# Trying to pick a new army



## BioCreed (Jun 8, 2010)

I have been collecting beastmen for almost a year and I am pleased with where they are right now. So I was thinking of collecting a new army. Now I really don't want a hord army so no Skaven or Empire. I would like to collect an elite army with low model count. I would also like a fairly competative army because I would like to perticipate in some tournaments in the future. If anyone has any advice on a new army and posibly a potential list that would be awsome. Thanks


----------



## Masked Jackal (Dec 16, 2009)

Both High Elves and Dark Elves would fit your criteria, as well as Warriors of Chaos to a lesser degree. Do any of these appeal to you?


----------



## BioCreed (Jun 8, 2010)

Masked Jackal said:


> Both High Elves and Dark Elves would fit your criteria, as well as Warriors of Chaos to a lesser degree. Do any of these appeal to you?

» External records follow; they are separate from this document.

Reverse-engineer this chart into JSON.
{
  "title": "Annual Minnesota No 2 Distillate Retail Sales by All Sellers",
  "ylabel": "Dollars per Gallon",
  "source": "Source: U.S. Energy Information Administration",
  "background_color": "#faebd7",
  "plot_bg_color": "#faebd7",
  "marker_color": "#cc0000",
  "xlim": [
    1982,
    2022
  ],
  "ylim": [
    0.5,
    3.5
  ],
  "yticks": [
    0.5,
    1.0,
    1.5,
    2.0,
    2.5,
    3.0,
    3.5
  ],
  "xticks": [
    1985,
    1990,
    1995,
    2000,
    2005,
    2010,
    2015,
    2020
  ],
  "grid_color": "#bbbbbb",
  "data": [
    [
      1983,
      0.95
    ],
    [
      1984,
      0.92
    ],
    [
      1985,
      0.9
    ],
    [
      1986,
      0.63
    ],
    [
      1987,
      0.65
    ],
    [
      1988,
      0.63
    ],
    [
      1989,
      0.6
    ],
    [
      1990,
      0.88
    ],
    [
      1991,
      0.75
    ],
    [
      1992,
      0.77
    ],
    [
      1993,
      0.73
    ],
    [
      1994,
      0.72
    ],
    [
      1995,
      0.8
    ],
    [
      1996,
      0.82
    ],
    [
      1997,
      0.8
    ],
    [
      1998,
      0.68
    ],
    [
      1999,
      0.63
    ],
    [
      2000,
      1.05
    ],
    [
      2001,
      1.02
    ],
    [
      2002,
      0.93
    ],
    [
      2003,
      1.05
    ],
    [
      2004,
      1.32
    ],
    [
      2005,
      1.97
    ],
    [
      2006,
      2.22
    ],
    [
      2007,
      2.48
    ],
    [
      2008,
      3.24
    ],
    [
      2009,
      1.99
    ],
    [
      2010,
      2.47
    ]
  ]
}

I wouldn't mind warriors or dark elves. But I dont know all that much about ether one. I have only ever played beastmen and i know there book inside out. What would be a good starter force for worriors and or dark elves


----------



## Masked Jackal (Dec 16, 2009)

BioCreed said:


> I wouldn't mind warriors or dark elves. But I dont know all that much about ether one. I have only ever played beastmen and i know there book inside out. What would be a good starter force for worriors and or dark elves


Dark Elves and Warriors are similarly killy, both are quite versatile, though the Dark Elves are moreso. Dark Elves are very fragile, while Warriors are tough. Dark Elves can field some tough-to-kill units however.

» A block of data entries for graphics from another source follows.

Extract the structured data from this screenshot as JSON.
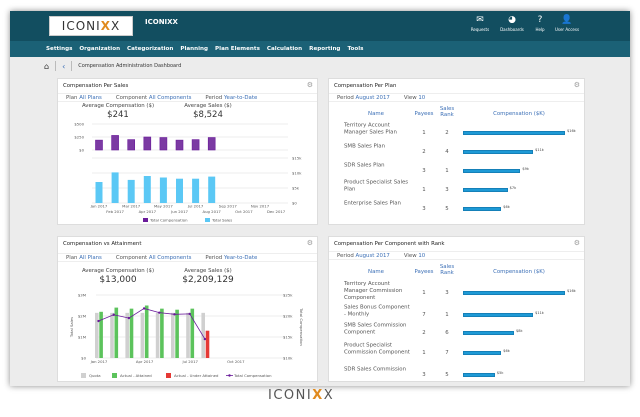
{
  "header": {
    "logo_text": "ICONIXX",
    "app_title": "ICONIXX",
    "icons": [
      {
        "name": "requests",
        "label": "Requests",
        "glyph": "✉"
      },
      {
        "name": "dashboards",
        "label": "Dashboards",
        "glyph": "◕"
      },
      {
        "name": "help",
        "label": "Help",
        "glyph": "?"
      },
      {
        "name": "user-access",
        "label": "User Access",
        "glyph": "👤"
      }
    ]
  },
  "nav": [
    "Settings",
    "Organization",
    "Categorization",
    "Planning",
    "Plan Elements",
    "Calculation",
    "Reporting",
    "Tools"
  ],
  "breadcrumb": {
    "title": "Compensation Administration Dashboard"
  },
  "panel_sales": {
    "title": "Compensation Per Sales",
    "plan_label": "Plan",
    "plan": "All Plans",
    "component_label": "Component",
    "component": "All Components",
    "period_label": "Period",
    "period": "Year-to-Date",
    "avg_comp_label": "Average Compensation ($)",
    "avg_comp": "$241",
    "avg_sales_label": "Average Sales ($)",
    "avg_sales": "$8,524"
  },
  "panel_plan": {
    "title": "Compensation Per Plan",
    "period_label": "Period",
    "period": "August 2017",
    "view_label": "View",
    "view": "10",
    "columns": [
      "Name",
      "Payees",
      "Sales Rank",
      "Compensation ($K)"
    ],
    "rows": [
      {
        "name": "Territory Account Manager Sales Plan",
        "payees": "1",
        "rank": "2",
        "comp": 16,
        "label": "$16k"
      },
      {
        "name": "SMB Sales Plan",
        "payees": "2",
        "rank": "4",
        "comp": 11,
        "label": "$11k"
      },
      {
        "name": "SDR Sales Plan",
        "payees": "3",
        "rank": "1",
        "comp": 9,
        "label": "$9k"
      },
      {
        "name": "Product Specialist Sales Plan",
        "payees": "1",
        "rank": "3",
        "comp": 7,
        "label": "$7k"
      },
      {
        "name": "Enterprise Sales Plan",
        "payees": "3",
        "rank": "5",
        "comp": 6,
        "label": "$6k"
      }
    ]
  },
  "panel_attain": {
    "title": "Compensation vs Attainment",
    "plan_label": "Plan",
    "plan": "All Plans",
    "component_label": "Component",
    "component": "All Components",
    "period_label": "Period",
    "period": "Year-to-Date",
    "avg_comp_label": "Average Compensation ($)",
    "avg_comp": "$13,000",
    "avg_sales_label": "Average Sales ($)",
    "avg_sales": "$2,209,129"
  },
  "panel_component": {
    "title": "Compensation Per Component with Rank",
    "period_label": "Period",
    "period": "August 2017",
    "view_label": "View",
    "view": "10",
    "columns": [
      "Name",
      "Payees",
      "Sales Rank",
      "Compensation ($K)"
    ],
    "rows": [
      {
        "name": "Territory Account Manager Commission Component",
        "payees": "1",
        "rank": "3",
        "comp": 16,
        "label": "$16k"
      },
      {
        "name": "Sales Bonus Component - Monthly",
        "payees": "7",
        "rank": "1",
        "comp": 11,
        "label": "$11k"
      },
      {
        "name": "SMB Sales Commission Component",
        "payees": "2",
        "rank": "6",
        "comp": 8,
        "label": "$8k"
      },
      {
        "name": "Product Specialist Commission Component",
        "payees": "1",
        "rank": "7",
        "comp": 6,
        "label": "$6k"
      },
      {
        "name": "SDR Sales Commission",
        "payees": "3",
        "rank": "5",
        "comp": 5,
        "label": "$5k"
      }
    ]
  },
  "footer": {
    "logo_text": "ICONIXX"
  },
  "colors": {
    "header": "#124e60",
    "nav": "#1b6176",
    "purple": "#6a1b9a",
    "lightblue": "#5bc8f5",
    "green": "#5cc35c",
    "red": "#e53935",
    "quota": "#d0d0d0",
    "bar": "#1e9ad6"
  },
  "chart_data": [
    {
      "type": "bar",
      "categories": [
        "Jan 2017",
        "Feb 2017",
        "Mar 2017",
        "Apr 2017",
        "May 2017",
        "Jun 2017",
        "Jul 2017",
        "Aug 2017",
        "Sep 2017",
        "Oct 2017",
        "Nov 2017",
        "Dec 2017"
      ],
      "series": [
        {
          "name": "Total Compensation",
          "values": [
            190,
            280,
            200,
            250,
            240,
            190,
            200,
            240,
            null,
            null,
            null,
            null
          ],
          "ylim": [
            0,
            500
          ],
          "ticks": [
            "$0",
            "$250",
            "$500"
          ]
        },
        {
          "name": "Total Sales",
          "values": [
            7000,
            10200,
            7700,
            9000,
            8500,
            8100,
            8100,
            8800,
            null,
            null,
            null,
            null
          ],
          "ylim": [
            0,
            15000
          ],
          "ticks": [
            "$0",
            "$5k",
            "$10k",
            "$15k"
          ]
        }
      ],
      "legend": "bottom"
    },
    {
      "type": "bar",
      "categories": [
        "Jan 2017",
        "Feb 2017",
        "Mar 2017",
        "Apr 2017",
        "May 2017",
        "Jun 2017",
        "Jul 2017",
        "Aug 2017"
      ],
      "x_ticks": [
        "Jan 2017",
        "Apr 2017",
        "Jul 2017",
        "Oct 2017"
      ],
      "ylabel": "Total Sales",
      "y2label": "Total Compensation",
      "ylim": [
        0,
        3000000
      ],
      "y_ticks": [
        "$0",
        "$1M",
        "$2M",
        "$3M"
      ],
      "y2lim": [
        10000,
        25000
      ],
      "y2_ticks": [
        "$10k",
        "$15k",
        "$20k",
        "$25k"
      ],
      "series": [
        {
          "name": "Quota",
          "values": [
            2150000,
            2150000,
            2150000,
            2150000,
            2150000,
            2150000,
            2150000,
            2150000
          ]
        },
        {
          "name": "Actual - Attained",
          "values": [
            2200000,
            2400000,
            2350000,
            2500000,
            2350000,
            2300000,
            2350000,
            null
          ]
        },
        {
          "name": "Actual - Under Attained",
          "values": [
            null,
            null,
            null,
            null,
            null,
            null,
            null,
            1300000
          ]
        },
        {
          "name": "Total Compensation",
          "type": "line",
          "values": [
            18800,
            20300,
            19500,
            21800,
            20800,
            20400,
            20500,
            14500
          ]
        }
      ],
      "legend": "bottom"
    }
  ]
}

As for a starter force, I'll leave Warriors to someone who plays them and go straight to Dark Elves. Ideally you should have: 

A Sorceress of some kind.
A Battle-Standard bearer (Would have to be converted most likely, Corsair and Cold One Knights sprues would be useful for this.)
Cauldron of Blood
A solid base of Warriors and Repeater Crossbowmen. Crossbowmen are probably the more competitive choice, but it depends on your army.
Black-Guard are well-suited to the new edition, and very dependable.
Cold One Knights and chariots (converted) both look awesome, and outfitted right can do very well. Chariots are probably best choice as flanker units, Knights with the Banner of Hag Graef can keep their killy up pretty well past first round of combat.
And finally Hydras, Hydras, Hydras. Only rare choice you need.

Characters and Warrior sprues are of course, the highest priority, with Hydras and Black-Guard just behind. The battalion is a good set, and if you buy an extra CoK sprue, you can run a good unit of those, and another warrior box should do you good. Not much else I can recommend past here, except that the other specials, Witch Elves and Executioners, are more specialist units, and won't fare well unless you know how to use them. Another note is that Cauldron conversions are really cool. Get an Avatar if you want.


----------



## BioCreed (Jun 8, 2010)

Thanks for the tips on dark elves very helpfull. But maybe if i had some info on warriors of chaos i may be able to make up my mind on which to pick.


----------